Under Article III, Paragraph B(1) of Father's Will, the trustees shall pay and distribute first to Decedent, at regular intervals out of income or earnings of trust, as the trustees in their sole discretion may determine for his comfortable support and maintenance; second, to or for the account of, the issue of Decedent, any one or more of them, so much of the remainder of the income and earnings of Trust (in such proportions and in such amounts as between them as the trustees elect in their sole discretion for their education, support and maintenance. Any excess income shall be accumulated and added to the principal of Trust.

Under Article III, Paragraph B(2) of Father's Will, the trustees may pay over to Decedent so much or all of the principal of Trust, as the trustees may, in their absolute discretion, deem advisable.

Article Ill, Paragraph B(3) of Father's Will provides, in part, that Trust shall cease and terminate upon the death of Decedent, and all of the then assets and properties shall vest in, and become a part of, and be distributed to, or in trust for the benefit of, such person or persons or party or parties, upon such conditions and estates with such powers, in such manner, and at such time or times as Decedent, may effectively direct and appoint by his last Will and Testament (other than and excluding the estate of Decedent, and any of the creditors either of Decedent, or of his estate), among any child, grandchild or more remote issue of Decedent; any child, grandchild or more remote issue of Father; or any spouse of a child, grandchild or more remote issue of Father. In default of appointment, the assets of Trust shall vest to Decedent's then living issue, per stirpes.

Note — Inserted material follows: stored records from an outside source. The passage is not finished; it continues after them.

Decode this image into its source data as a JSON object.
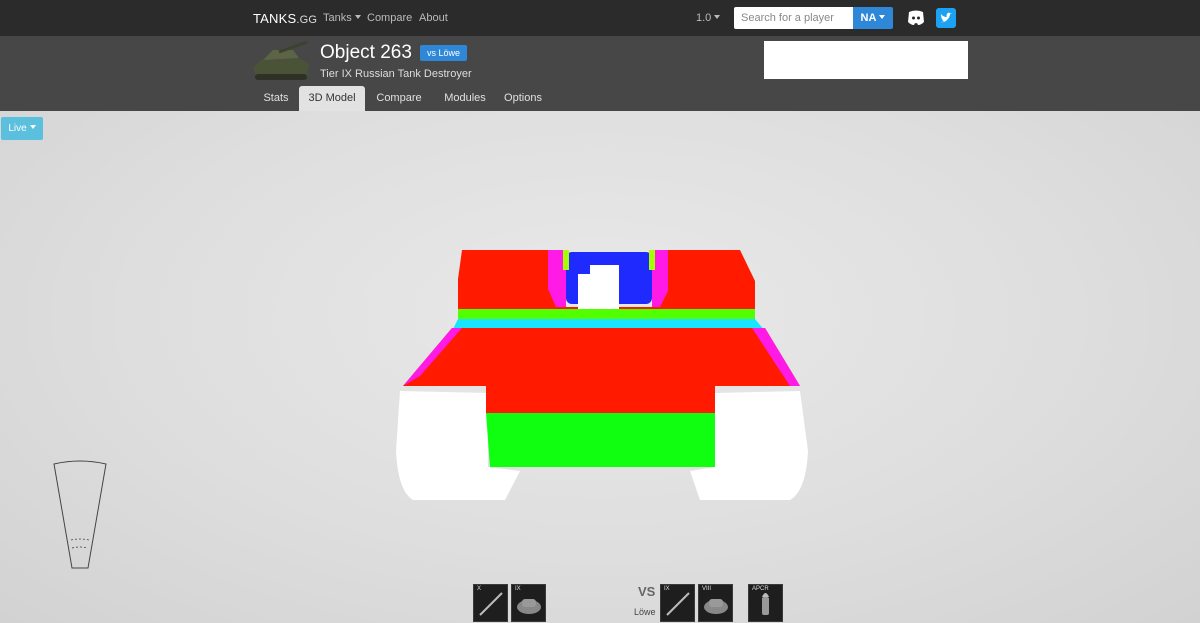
{
  "nav": {
    "brand": "TANKS",
    "brand_suffix": ".GG",
    "links": [
      "Tanks",
      "Compare",
      "About"
    ],
    "version": "1.0",
    "search_placeholder": "Search for a player",
    "region": "NA"
  },
  "tank": {
    "name": "Object 263",
    "vs_label": "vs Löwe",
    "subtitle": "Tier IX Russian Tank Destroyer"
  },
  "tabs": [
    "Stats",
    "3D Model",
    "Compare",
    "Modules",
    "Options"
  ],
  "active_tab": "3D Model",
  "viewer": {
    "mode_button": "Live"
  },
  "modules": {
    "left": [
      {
        "tier": "X"
      },
      {
        "tier": "IX"
      }
    ],
    "vs": "VS",
    "opponent": "Löwe",
    "right": [
      {
        "tier": "IX"
      },
      {
        "tier": "VIII"
      },
      {
        "tier": "APCR"
      }
    ]
  },
  "colors": {
    "nav_bg": "#2b2b2b",
    "header_bg": "#474747",
    "accent": "#2f87d8",
    "live": "#5bc0de"
  },
  "icons": [
    "dropdown-caret-icon",
    "discord-icon",
    "twitter-icon",
    "gun-module-icon",
    "turret-module-icon",
    "shell-module-icon"
  ]
}
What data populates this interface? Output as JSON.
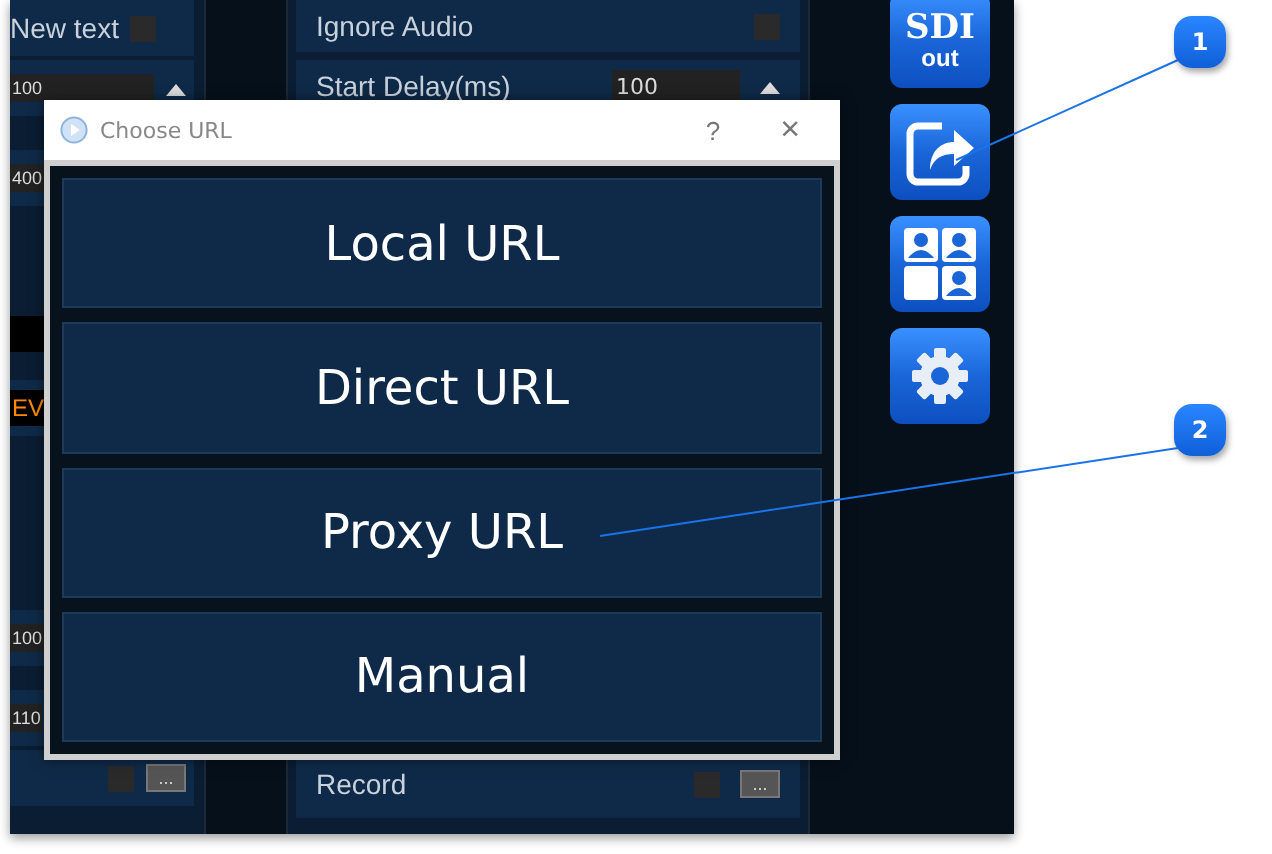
{
  "left_panel": {
    "rows": [
      {
        "kind": "label",
        "text": "New text",
        "checked": false
      },
      {
        "kind": "spin",
        "text": "100"
      },
      {
        "kind": "value",
        "text": "400"
      },
      {
        "kind": "warning",
        "text": "EV"
      },
      {
        "kind": "value",
        "text": "100"
      },
      {
        "kind": "value",
        "text": "110"
      },
      {
        "kind": "browse",
        "checked": false,
        "button": "..."
      }
    ]
  },
  "settings_panel": {
    "rows": [
      {
        "kind": "checkbox",
        "label": "Ignore Audio",
        "checked": false
      },
      {
        "kind": "spin",
        "label": "Start Delay(ms)",
        "value": "100"
      },
      {
        "kind": "browse",
        "label": "Record",
        "checked": false,
        "button": "..."
      }
    ]
  },
  "toolbar": [
    {
      "kind": "text",
      "title": "SDI",
      "subtitle": "out"
    },
    {
      "kind": "share"
    },
    {
      "kind": "layout"
    },
    {
      "kind": "settings"
    }
  ],
  "dialog": {
    "title": "Choose URL",
    "help": "?",
    "close": "×",
    "options": [
      "Local URL",
      "Direct URL",
      "Proxy URL",
      "Manual"
    ]
  },
  "callouts": [
    {
      "number": "1"
    },
    {
      "number": "2"
    }
  ]
}
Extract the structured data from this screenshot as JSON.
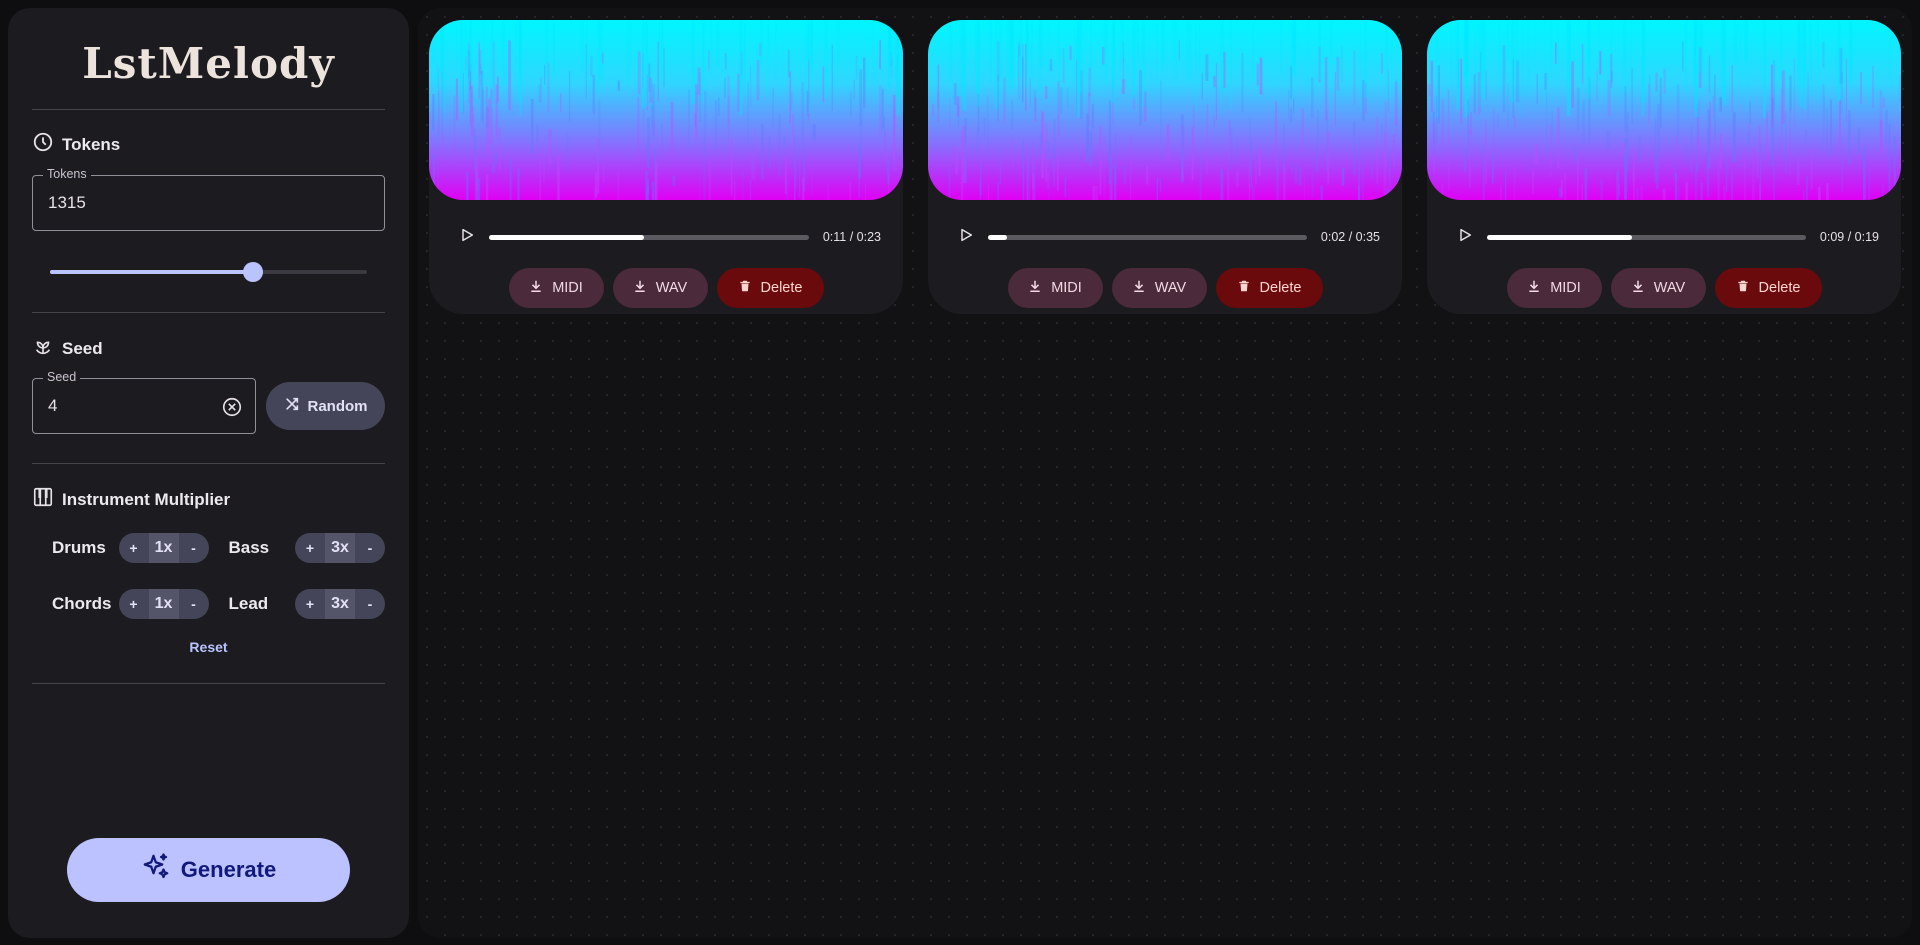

Article III, Paragraph F of Father's Will provides that Trust shall terminate not later than twenty-one years after the decease of the last survivor of Father's wife, Father's sons, and any more remote issue who shall be living at the time of Father's decease.

Article III, Paragraph I of Father's Will provides that the then living adult beneficiaries of the trusts herein created acting through their unanimous decision shall have the right, power and authority at any time and from time to time to discharge the original corporate trustee (Bank) or any successor corporate trustee then serving as trustee of the trusts created pursuant to this Will; provided that such then living adult beneficiaries of the trusts created pursuant to this Will shall immediately designate and appoint a successor corporate trustee, who will accept and qualify as such, a bank or trust company domiciled in County, State, having a capital and surplus of not less than $a dollars. Where any corporate trustee is so discharged by such adult beneficiaries acting herein pursuant to the authority hereinabove granted to them so to do, the successor corporate trustee appointed and designated by such adult beneficiaries shall succeed to all of the rights, duties, powers, authorities and discretions of the corporate trustee so removed and shall administer such trust created pursuant to this will, subject to all of the terms, conditions and provisions respectively applicable thereto.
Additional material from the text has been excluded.